Viele Flüchtlingsströme bleiben unbeachtet: nach Bangladesch zum Beispiel, in eins der ärmsten und am dichtesten besiedelten Länder der Welt. Innerhalb weniger Wochen sind im vergangenen Herbst gut eine halbe Million Rohingya, Angehörige der muslimischen Minderheit Myanmars, vor den Gewaltexzessen in ihrer Heimat ins Nachbarland geflohen. Dort ist das größte Flüchtlingslager der Welt entstanden, mit dem das überforderte Bangladesch weitgehend alleingelassen wird. Und das die überhitzte Asyldebatte, die in unserem Land gerade stattfindet, ein Stück weit relativiert.

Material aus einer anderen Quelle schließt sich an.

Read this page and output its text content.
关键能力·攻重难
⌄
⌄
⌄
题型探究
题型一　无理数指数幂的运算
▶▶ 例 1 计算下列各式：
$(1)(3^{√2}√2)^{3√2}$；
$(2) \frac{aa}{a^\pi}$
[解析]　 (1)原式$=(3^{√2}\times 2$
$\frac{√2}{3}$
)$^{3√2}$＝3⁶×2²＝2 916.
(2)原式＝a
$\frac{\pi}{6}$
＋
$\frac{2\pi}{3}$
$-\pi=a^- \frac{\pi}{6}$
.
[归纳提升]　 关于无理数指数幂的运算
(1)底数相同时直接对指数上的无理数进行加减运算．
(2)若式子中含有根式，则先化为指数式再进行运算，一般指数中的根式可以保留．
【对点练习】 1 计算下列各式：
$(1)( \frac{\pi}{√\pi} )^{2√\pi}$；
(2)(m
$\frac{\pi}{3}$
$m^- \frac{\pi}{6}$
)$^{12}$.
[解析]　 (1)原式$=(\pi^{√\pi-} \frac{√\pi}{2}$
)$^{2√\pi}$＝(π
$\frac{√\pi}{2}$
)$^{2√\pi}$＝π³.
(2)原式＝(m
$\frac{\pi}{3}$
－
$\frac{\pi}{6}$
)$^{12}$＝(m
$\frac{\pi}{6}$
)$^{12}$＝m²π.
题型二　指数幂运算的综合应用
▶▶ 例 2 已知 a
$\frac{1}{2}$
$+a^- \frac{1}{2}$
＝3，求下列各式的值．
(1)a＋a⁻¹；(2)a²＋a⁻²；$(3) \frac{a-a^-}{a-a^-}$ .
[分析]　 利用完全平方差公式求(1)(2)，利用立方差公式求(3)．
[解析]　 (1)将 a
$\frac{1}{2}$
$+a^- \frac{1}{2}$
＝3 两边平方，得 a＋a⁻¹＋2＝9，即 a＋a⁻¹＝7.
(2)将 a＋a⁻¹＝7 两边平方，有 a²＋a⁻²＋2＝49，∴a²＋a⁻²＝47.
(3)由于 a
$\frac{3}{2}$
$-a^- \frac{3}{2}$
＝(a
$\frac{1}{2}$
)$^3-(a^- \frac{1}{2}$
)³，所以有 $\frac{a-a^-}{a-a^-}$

Ein anderer Schauplatz: Südsudan, das jüngste Land der Welt. Jeder dritte Südsudanese ist in dem ostafrikanischen Bürgerkriegsland auf der Flucht. 2,4 Millionen Menschen sind in den Nachbarländern Uganda, Sudan und Äthiopien untergekommen, wo auch die eigene Bevölkerung immer wieder von Hungersnöten bedroht ist. Und dann sind da noch die Auseinandersetzungen im Jemen, im Kongo oder in Syrien; in Venezuela, Tschad oder der Zentralafrikanischen Republik.
Die Liste der ungelösten Krisen und Konflikte lässt sich noch fortsetzen. Damit wächst die Zahl der Menschen immer weiter, die Hilfe brauchen, weil sie sonst nicht überleben. Und die nicht – wie wir – das Glück haben, in einem hoch entwickelten, friedlichen und sozial abgesicherten Land zu leben. Sondern unter oft unwürdigen Bedingungen in notdürftig zusammengezimmerten Zelten aus Plastikplanen hausen.
Die meisten Flüchtlingen kommen gar nicht bis Europa
Während in Deutschland in diesen Tagen die Asyldebatte die Politik spaltet – sogar die Regierung daran zu zerbrechen droht –, sind weltweit 68,5 Millionen Menschen auf der Flucht vor Krieg, Gewalt und Verfolgung. So viele wie nie zuvor seit dem Ende des Zweiten Weltkriegs, wie das Flüchtlingshilfswerk der Vereinten Nationen bekannt gab. Die Flüchtlingskrisen dieser Welt spielen sich aber nicht in Europa ab, auch wenn Populisten diesen Eindruck schüren. Sie spielen in den Entwicklungs- und Schwellenländern, die nicht die wirtschaftlichen und finanziellen Möglichkeiten europäischer Staaten haben, einer solchen Herausforderung zu begegnen. Nur ein Bruchteil der Geflohenen und Vertriebenen kommt überhaupt bis an unsere Grenzen, die meisten können sich die teure Reise überhaupt nicht leisten. Oder wollen nicht weg aus ihrer Heimatregion.
Fluchtursachenbekämpfung ist das Zauberwort, das die Entwicklungspolitik derzeit prägt. Viele Länder Afrikas und Asiens brauchen die Hilfe der Weltgemeinschaft, damit sich ihre Bevölkerung nicht auf die Suche nach einem besseren Leben macht. Entwicklungszusammenarbeit ist der richtige Ansatz. Jeder Euro, der in Bildungs- und Ausbildungsprojekte junger Menschen in Entwicklungsländern investiert wird, ist gut angelegtes Geld. Denn wer in seiner Heimat die Chance auf ein anständiges Ein- und Auskommen hat, der will und wird auch dort bleiben. Das belegt die Statistik.
Entwicklungshilfe kann nicht alle Probleme lösen
Doch Entwicklungshilfe kann nicht alle Probleme lösen – und alle Fluchtursachen bekämpfen. Denn die Mehrzahl der Flüchtlinge verlässt ihr Land eben nicht aus wirtschaftlichen Gründen. Viele flüchten vor der Klimaveränderung, besonders aus den Ländern Afrikas. Weil ihre Felder vertrocknen und nicht mehr genügend abwerfen. Weil verschobene Regenzeiten die Aussaat wegschwemmen. Weil sie dadurch ihre Familie nicht mehr ernähren können. Die meisten Flüchtlinge aber verlassen ihr Land, weil dort Korruption und Ausbeutung herrschen, Chaos und Gewalt. Hier stößt die Entwicklungshilfe an ihre Grenzen, hier können nur politische Lösungen helfen.